II – LES LEÇONS DU DROIT COMPARE EN MATIERE REFERENDAIRE

Existe-t-il une « exception française » en matière référendaire ? Il est difficile de le prétendre si l’on compare la situation de la France à celle des autres pays de l’Union européenne (A). En revanche, plusieurs pays, à commencer par les Etats-Unis et la Suisse, font une large utilisation des mécanismes de démocratie semi-directe (B).

A – Des exemples peu probants

Il n’est pas aisé de soutenir que la France se trouverait « en retard » par rapport aux autre pays de l’Union européenne, particulièrement au regard de l’initiative populaire (1°), dans la mesure où il existe des limites traditionnelles à son utilisation sur l’ensemble du continent (2°).
1°) La pratique de l’initiative populaire
Un rapport du Conseil de l’Europe du 20 octobre 1993 affirme que les ministres sont unanimement convenus que « les référendums locaux peuvent constituer un moyen de favoriser ou de raviver l’intérêt et la participation des citoyens à la gestion des affaires publiques et compléter utilement les mécanismes de la démocratie représentative au niveau local ». Il ajoute cependant que leur utilisation présente un certain nombre de risques qu’il importe d’éviter. Il est vrai que de nombreux pays de l’Union européenne prévoient l’initiative populaire. Ainsi, en Allemagne, en Belgique, en Italie, aux Pays-Bas ou encore au Portugal, les habitants d’une commune peuvent obtenir l’organisation d’un référendum. Cependant, les référendums communaux n’ont qu’une valeur consultative, à l’exception de l’Allemagne et du Portugal. De plus, certaines conditions doivent être remplies, à commencer par un pourcentage minimum des électeurs inscrits, pour la validité de la votation.
2°) Les limites traditionnelles
Les différents pays de l’Union européenne qui pratiquent les mécanismes de démocratie semi-directe en général, et l’initiative populaire en particulier, prévoient des limites aux questions susceptibles de faire l’objet de délibérations des conseils municipaux. Surtout, les questions budgétaires ou financières sont traditionnellement écartées de ces mécanismes. Ainsi, le Danemark exclut du domaine du référendum entre autres les lois de finances, les lois relatives au traitement ou à la pension des fonctionnaires ou encore celles qui établissent des impôts directs ou indirects. L’Italie exclut des lois fiscales et budgétaires. Ainsi se trouvent généralement exclues des procédures référendaires les questions relatives aux finances locales.[15]

B – Des exceptions plutôt probantes

Tant les Etats-Unis (1°) que la Suisse (2°) constituent des exemples de systèmes dans lesquels les mécanismes de démocratie semi-directe sont très largement prévus et utilisés.
1°) Les Etats-Unis
Les Etats-Unis présentent un contraste saisissant entre le niveau fédéral et le niveau fédéré.
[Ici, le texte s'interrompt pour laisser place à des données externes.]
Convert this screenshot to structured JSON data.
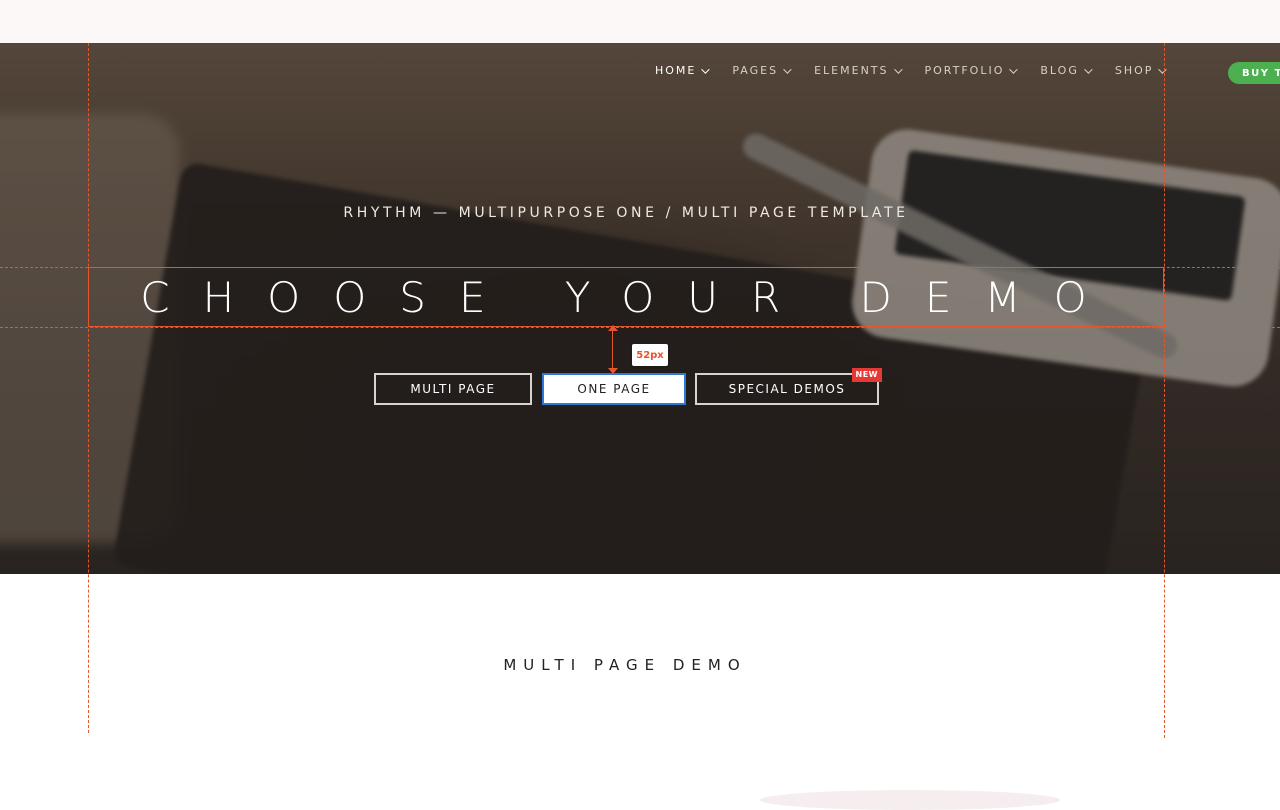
{
  "nav": {
    "items": [
      {
        "label": "HOME",
        "active": true
      },
      {
        "label": "PAGES"
      },
      {
        "label": "ELEMENTS"
      },
      {
        "label": "PORTFOLIO"
      },
      {
        "label": "BLOG"
      },
      {
        "label": "SHOP"
      }
    ],
    "buy_label": "BUY T"
  },
  "hero": {
    "subtitle": "RHYTHM — MULTIPURPOSE ONE / MULTI PAGE TEMPLATE",
    "headline": "CHOOSE YOUR DEMO",
    "buttons": {
      "multi": "MULTI PAGE",
      "one": "ONE PAGE",
      "special": "SPECIAL DEMOS",
      "special_badge": "NEW"
    }
  },
  "measurement": {
    "label": "52px",
    "color": "#e8552a"
  },
  "section": {
    "title": "MULTI PAGE DEMO"
  },
  "colors": {
    "accent_green": "#4caf50",
    "badge_red": "#e53935",
    "focus_blue": "#2f78d6",
    "guide_orange": "#e8552a"
  }
}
En effet, il n’existe pas de mécanisme de démocratie semi-directe au niveau fédéral. Cela semble logique puisque les Pères fondateurs à la fin du XVIIIe siècle exécraient la « démocratie », c’est-à-dire la démocratie directe au profit d’une république fédérative uniquement de nature représentative.[16]
En revanche, les mécanismes de démocratie semi-directe ont été développés de manière très ample au niveau local à partir de la fin du XIXe siècle et ils témoignent de la prégnance de la tradition antifédéraliste à ce niveau. C’est à partir de la toute fin du XIXe siècle que plusieurs états de l’Ouest des Etats-Unis ont instauré des mécanismes de nature référendaire et l’initiative populaire. Pour ne prendre qu’un seul exemple, il existe en Californie trois types de procédures référendaires : des initiatives qui permettent l’amendement de la Constitution de l’Etat, qui proposent l’adoption d’une loi ou encore qui représentent des validations des lois votées par l’assemblée législative.[17] C’est ainsi que, depuis 1976, plus d’un millier de référendums d’initiative populaire a été soumis au vote des Californiens avec un taux de réussite supérieur à 40 %.[18] La votation la plus célèbre a été la « proposition 13 », adoptée en 1978, qui a permis le plafonnement des taxes foncière à 1 % de la valeur des biens et qui a eu pour conséquence une baisse de 57 % de leur rendement.
Classiquement, la protection des corps législatifs des Etats a été assurée par une restriction du champ du référendum, à commencer par les matières budgétaires et financières. Or, à la suite de révisons constitutionnelles, le champ des mécanismes de démocratie semi-directe a pu s’étendre ces dernières décennies. Certes, l’ensemble de la matière fiscale se trouve interdit de référendum populaire dans l’Etat de l’Ohio.[19] Mais les référendums ont pu être rendus obligatoires à raison des matières concernées. C’est ainsi qu’aujourd’hui plus d’une dizaine d’Etats exige un référendum pour toute augmentation du plafond de la dette.[20] C’est ainsi, pour ne prendre qu’une illustration, qu’en 1994 des référendums ont été organisés au sujet de l’augmentation des impôts dans le Missouri, le Montana, le Nevada ou encore l’Oregon.[21]
2°) La Suisse
La Suisse a connu beaucoup de changements, tant au niveau fédéral que cantonal, depuis le milieu du XIXe siècle en matière de mécanismes de démocratie semi-directe. La Constitution de 1848 a établi une démocratie de nature essentiellement représentative. Les référendums se limitaient alors aux référendums obligatoires de révision constitutionnelle et à l’initiative populaire relative à la révision totale de la Constitution. Un peu à l’image des Etats-Unis, c’est d’abord au niveau local que ces mécanismes se sont développés mais, à la différence de l’Amérique, les mécanismes locaux ont ensuite migré au niveau fédéral.[22]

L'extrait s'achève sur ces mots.